Bu kararda müvekkil partinin de seçime katılma yeterliliğine sahip olmadığına hükmedilmektedir. Ancak bu karar yasanın açık hükmüne aykırıdır. Yasama organı eğer ilçe kongrelerini yapmış olmayı seçime katılma yeterliliği için aramış olsaydı bunu yasa hükmünde açıkça belirtirdi. 2820 sayılı yasanın “Siyasi partilerin seçimlere katılması” başlıklı 36. Maddesi: “ Siyasi partilerin seçimlere katılabilmesi için illerin en az yarısında oy verme gününden en az altı ay evvel teşkilat kurmuş ve büyük kongrelerini yapmış olması veya Türkiye Büyük Millet Meclisinde grubu bulunması şarttır.
Bir ilde teşkilatlanma, merkez ilçesi dahil o ilin ilçelerinin en az üçte birinde teşkilat kurmayı gerektirir.” hükmünü taşımaktadır.
298 sayılı Kanununun 14. Maddesinin 4. Fıkrasında:
“Tüzüklerine göre ilk genel kongresini yapmış olup, illerin en az yarısında ve en az altı ay evvel il ve ilçe teşkilatını kurmuş bulunan siyasi partilerin adlarını, ilçe seçim kurullarının yeniden kurulması için öngörülen ayların ikinci haftasında tespit ve ilan etmek, “,
Aynı maddenin 11. Fıkrasında:“ Siyasi partilerin milletvekili genel ve ara seçimlerine ve belediye başkanlığı ile belediye meclisi, il genel meclisi üyelikleri genel ve ara seçimlerine katılabilmeleri için illerin en az yarısında, oy verme gününden en az altı ay evvel teşkilat kurmuş ve büyük kongrelerini yapmış olmaları veya Türkiye Büyük Millet Meclisinde gruplarının bulunması şarttır.
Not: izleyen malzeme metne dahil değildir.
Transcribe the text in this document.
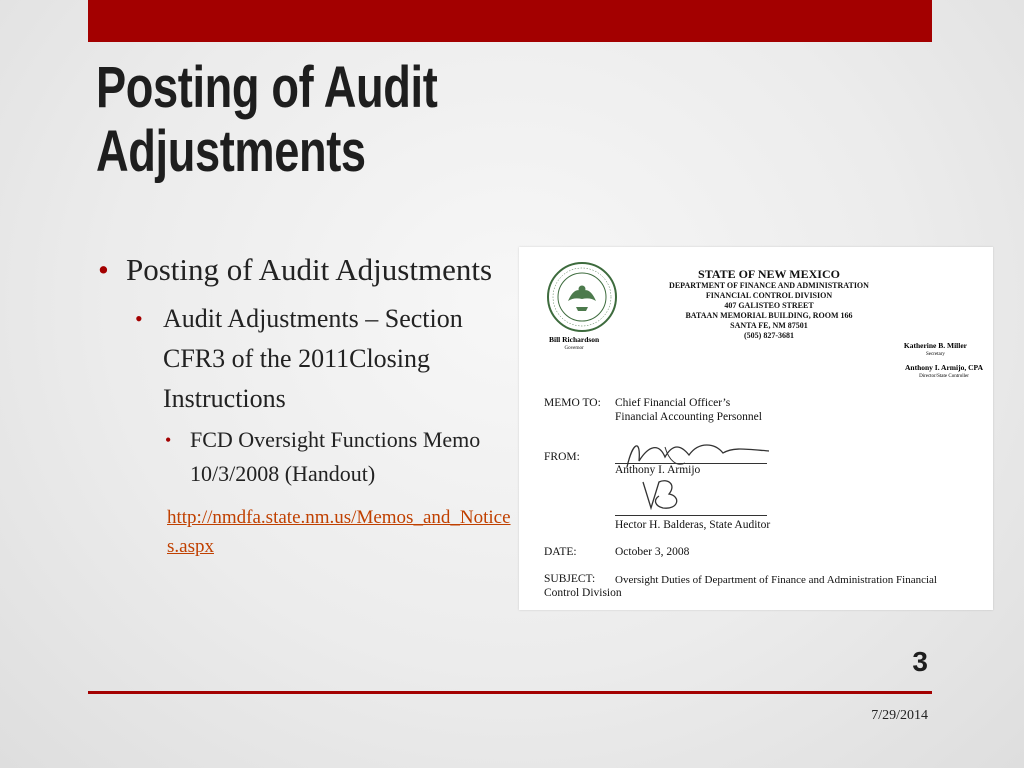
Posting of Audit
Adjustments
• Posting of Audit Adjustments
• Audit Adjustments – Section CFR3 of the 2011Closing Instructions
• FCD Oversight Functions Memo 10/3/2008 (Handout)
http://nmdfa.state.nm.us/Memos_and_Notices.aspx
STATE OF NEW MEXICO
DEPARTMENT OF FINANCE AND ADMINISTRATION
FINANCIAL CONTROL DIVISION
407 GALISTEO STREET
BATAAN MEMORIAL BUILDING, ROOM 166
SANTA FE, NM 87501
(505) 827-3681
Bill Richardson
Governor	Katherine B. Miller
Secretary
Anthony I. Armijo, CPA
Director/State Controller
MEMO TO: Chief Financial Officer’s
Financial Accounting Personnel
FROM:
Anthony I. Armijo
Hector H. Balderas, State Auditor
DATE:	October 3, 2008
SUBJECT: Oversight Duties of Department of Finance and Administration Financial
Control Division
3
7/29/2014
Bir ilde teşkilatlanma, merkez ilçesi dahil o ilin ilçelerinin en az üçte birinde teşkilat kurmayı gerektirir. Bu esaslar dairesinde seçime katılabilecek siyasi partiler tespit ve seçimin başlangıç tarihinden on gün, seçimin yenilenmesi halinde yenileme kararının ilanından sonraki beş gün içinde ilan etmek.” denmektedir.
Yukarıda alıntılanan yasal kuralların hiçbirisinde İL VE İLÇE KONGRELERİNİN YAPILMIŞ OLMASI KOŞULU GETİRİLMEMİŞTİR. Eğer aksi amaçlansaydı anılan yasa maddelerindeki hükümlerin “kongrelerini yapmış olmak” biçiminde düzenlenmiş olacağı açıktır.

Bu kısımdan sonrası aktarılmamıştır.